Spuren
Darüber, welche Lasten und Freuden eine wahre Begegnung mit sich bringt.
Du bist schuld daran, dass ich nun durch die Berliner Straßen spaziere, nie ohne deine Musik auf meinen Ohren. Du bist auch schuld daran, dass mir der Geruch von Shisha und verbrannten Müll ein Lächeln aufs Gesicht zaubert, meine Füße wie von selbst ihren Weg nach Neukölln finden, mein Bauch lautstark nach Falafel und Weinblättern verlangt und mein Mund lieber deine als meine Laute formt.
Und es ist auch deine Schuld, dass es mir schwer fällt, meinen Urlaub auf den Kanaren zu genießen, ohne deine Worte zu hören über die Freiheit, die dir fehlt, über die Rechte, die dir genommen wurden, über das Land, das man dir gestohlen hat. Du bist schuld daran, dass mir bei den Bildern im Fernsehen wieder der Geruch von Tränengas in die Nase steigt und ich daran denken muss, womit du Tag für Tag kämpft.

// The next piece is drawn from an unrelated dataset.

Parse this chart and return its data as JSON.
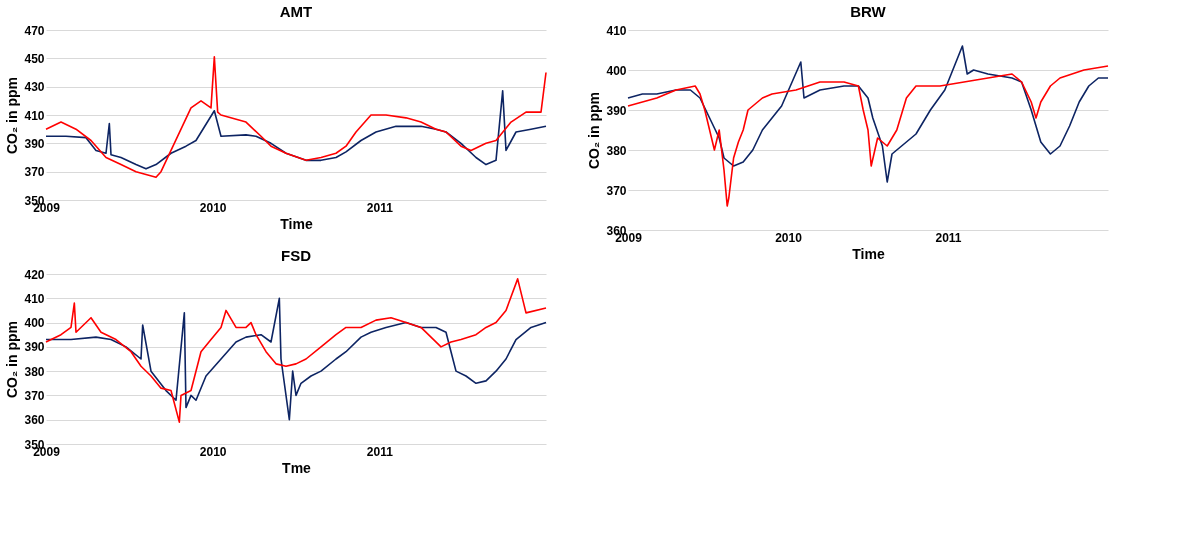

Es liegt an dir, dass ich in meiner Stadt nach deinen Landsleuten suche, um mit ihnen von Behörde zu Behörde zu gehen, um ein bisschen so gut und stark zu sein wie du. Um ein wenig so selbstlos und hilfsbereit zu sein, wie du es warst. Weil ich weiß, dass du es für mich genauso getan hättest. Du hättest mich nicht in der Kälte stehen lassen. Und nun gebe ich hier die Sprache weiter, die du mir damals geschenkt hast.
Du bist es, der schuld daran ist, dass ich mein Land für seine Sicherheit liebe und für seine Ignoranz hasse, wenn sie dich als Terroristen bezeichnen, ohne je einen Tee mit dir getrunken zu haben. Dich als das Fremde abstempeln, ohne je mit dir eine Shisha geraucht oder Weinblätter gegessen zu haben, ohne mit dir zu deiner Musik getanzt, deine Religion verstanden oder nur ein Wort deiner Sprache gelernt zu haben.
Es ist deine Schuld, dass ich so geworden bin wie ich bin, dass ich das Fremde begrüße und mit offenen Armen empfange, dass ich nie aufhöre zu lernen und zu hinterfragen. Du hast mein Leben reicher gemacht. Mir die Ordnung und die Klarheit genommen. Mich zweifeln und trauern lassen. Es ist deine Schuld, dass ich so bin wie ich bin. Und wenn ich mich auf dieser Welt manchmal umschaue, dann danke ich dir dafür von ganzem Herzen.
Es ist deine Schuld, dass ich durch die Berliner Straßen spaziere, deine Musik auf meinen Ohren. Und manchmal hoffe ich, dass auch du gerade meine Musik hörst und mir die Schuld daran gibst, Spuren in deinem Leben hinterlassen zu haben.